This project has moved. For the latest updates, please go here.

Paragraph.Text returns deleted text

Apr 10, 2013 at 8:40 PM
Edited Apr 15, 2013 at 6:11 AM
I'm not sure if this is a bug or if I'm missing something, but when I attempt to read from a .docx file that has been modified with Track Changes enabled, DocX.Paragraphs.Text returns deleted runs.

The original text read "But he is" but was corrected to "He is".

In Word 2013 with changes expanded:
Image

In Word 2013, standard view:
Image

When I access the Text property of the given paragraph, I see:
HBut he is...
Looking at the source code, it appears Paragraph.Text includes deleted runs as well as normal runs.

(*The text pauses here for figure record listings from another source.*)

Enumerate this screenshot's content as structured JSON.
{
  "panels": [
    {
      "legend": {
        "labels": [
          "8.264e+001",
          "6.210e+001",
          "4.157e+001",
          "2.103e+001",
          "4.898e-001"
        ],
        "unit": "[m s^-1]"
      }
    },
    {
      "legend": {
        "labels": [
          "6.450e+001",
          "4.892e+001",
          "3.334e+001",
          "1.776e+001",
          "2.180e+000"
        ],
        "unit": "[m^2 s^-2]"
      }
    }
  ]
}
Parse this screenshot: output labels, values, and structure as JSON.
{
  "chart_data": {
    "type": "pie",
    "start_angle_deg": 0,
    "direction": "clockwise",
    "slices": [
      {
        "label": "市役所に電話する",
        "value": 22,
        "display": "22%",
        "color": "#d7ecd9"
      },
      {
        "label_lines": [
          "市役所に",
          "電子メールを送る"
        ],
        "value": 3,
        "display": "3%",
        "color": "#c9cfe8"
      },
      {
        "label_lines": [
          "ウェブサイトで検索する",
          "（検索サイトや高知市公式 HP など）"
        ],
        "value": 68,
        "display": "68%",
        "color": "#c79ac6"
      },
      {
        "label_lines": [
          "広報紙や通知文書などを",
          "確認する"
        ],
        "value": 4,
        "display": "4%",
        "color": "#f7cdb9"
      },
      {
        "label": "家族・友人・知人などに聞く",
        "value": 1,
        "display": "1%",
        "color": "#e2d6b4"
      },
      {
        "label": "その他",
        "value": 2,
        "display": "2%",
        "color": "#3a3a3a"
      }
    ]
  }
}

Is this a bug or am I missing something?

The document part:
<w:ins w:author="A Reviewer" w:date="2013-03-14T13:52:00Z" w:id="1">
    <w:r w:rsidR="00B076C7">
      <w:rPr>
        <w:sz w:val="24" />
      </w:rPr>
      <w:t>H</w:t>
    </w:r>
  </w:ins>
  <w:del w:author="A reviewer" w:date="2013-03-14T13:52:00Z" w:id="2">
    <w:r w:rsidRPr="00FF0859" w:rsidDel="00B076C7">
      <w:rPr>
        <w:sz w:val="24" />
      </w:rPr>
      <w:delText>But h</w:delText>
    </w:r>
  </w:del>
  <w:r w:rsidRPr="00FF0859">
    <w:rPr>
      <w:sz w:val="24" />
    </w:rPr>
    <w:t>e is</w:t>
  </w:r>
Apr 24, 2013 at 7:26 PM
Upon further investigation, it appears that the inclusion of deleted runs is intentional:

HelperFunctions.cs:
internal static string ToText(XElement e)
        {
            switch (e.Name.LocalName)
            {
                case "tab":
                    return "\t";
                case "br":
                    return "\n";
                case "t":
                    goto case "delText";
                case "delText":
                    {
                        if (e.Parent != null && e.Parent.Name.LocalName == "r")
                        {
                            XElement run = e.Parent;
                            var rPr = run.Elements().FirstOrDefault(a => a.Name.LocalName == "rPr");
                            if (rPr != null)
                            {
                                var caps = rPr.Elements().FirstOrDefault(a => a.Name.LocalName == "caps");

                                if (caps != null)
                                    return e.Value.ToUpper();
                            }
                        }

                        return e.Value;
                    }
                case "tr":
                    goto case "br";
                case "tc":
                    goto case "tab";
                default: return "";
            }
        }
This really opens up a can of worms. It seems the solution would be to add some sort of "include/exclude revisions" property to the base class, then, according to that property, include or exclude delText in Paragraph.Text.